I snorted. “That’s one way of putting it.” For Rafe’s sake, I was hoping our dad and his fiancée would remember to be a little more chill about their sexual exploits while they were staying with Rafe. Or at least a little quieter.

“It is weird, though, I’ll grant you.” Rafe twirled his beer bottle on the bar top.

“What, Dad having a fiancée?”

It had been three years since our mom died, and in some ways it felt like three very long years—three whole lifetimes—but other times I picked up my phone to text her and remembered I couldn’t.

Rafe pursed his lips and shook his head. “Nah, not that. Or not only that. I meant the way everything is changing all at once. Us finding the Whispering Key treasure and finally having money for a change. Dad getting remarried and renovating the whole house so he can give Gloria the craft palace of her dreams. Fenn and Mason falling in love and moving in together, then tearing up their house. Which begs the question, what is it about love that makes some people wanna do home renovations?”

I laughed. “I wouldn’t know.”

“Yeah. Well. Me neither, apparently.” He smiled, but the smile looked forced, and I winced.

“Do you wanna talk about—?”

“Aimee leaving me?” He shook his head again as the Jeopardy! theme song began to play from the television over the bar. “Oooh, I’ll take ‘Not just no, but hell no’ for a thousand, Alex. Besides, that’s old news.”

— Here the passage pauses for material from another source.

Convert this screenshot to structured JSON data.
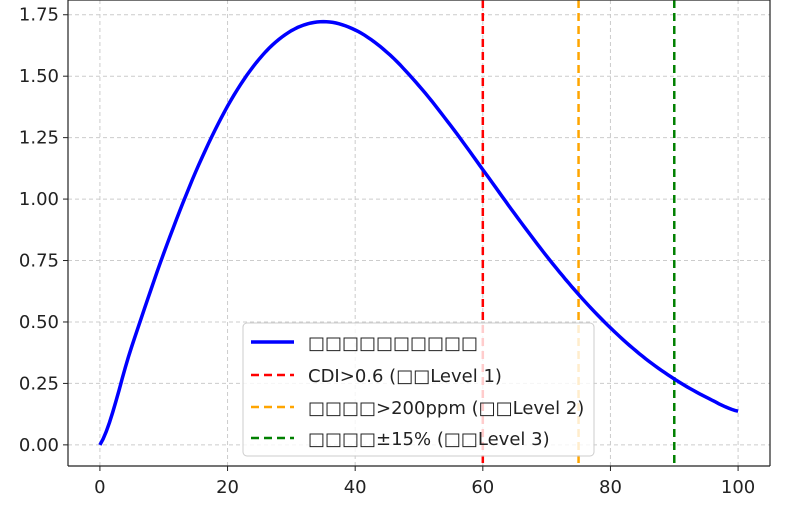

“But I thought we were brothers,” I teased. “I thought we were supposed to tell each other everything.”

“Your everything,” Rafe clarified. “Not my everything. Older brother’s privilege.”

“Hmm. That sounds suspiciously like bullshit.”

“I don’t make the rules, Beale,” he said mock-seriously. “The Universe does, and I am merely a pawn at her mercy. Isn’t that what Mom used to say?”

“I’m sure that’s what you heard.” I rolled my eyes again, because I knew he was teasing… mostly. But beneath the bar, I ran my hand over the bracelet of protective stones I’d worn every day since my mom had given it to me four years ago. As always, feeling the cool lapis lazuli, moonstone, and sapphire beads under my fingers centered me.

Despite the fact that we’d all grown up side by side, I was the only one of Mary Goodman’s three sons to understand her view of the Universe—to understand how energy flowed around us and connected all living and nonliving things, to believe that energy could be seen, and felt, and changed, and predicted, to know we were all intended for a higher purpose.

I believed we had to visualize the future we wanted, and trust that the Universe would manifest it for us. My younger brother, Gage, meanwhile, tended to be pretty skeptical of anything he couldn’t logic his way around, and Rafe… well, Rafe thought if you didn’t Hulk-smash your way to happiness, you were cheating somehow.

“You’ll know the right paths when they’re revealed, honey,” Mom had said the day she put the bracelet on my wrist. “The Universe will guide you to the things that are meant for you. You’ll see the signs. Don’t settle for less.” I’d promised her I wouldn’t. And every time I looked down at the bracelet, I reminded myself of that promise.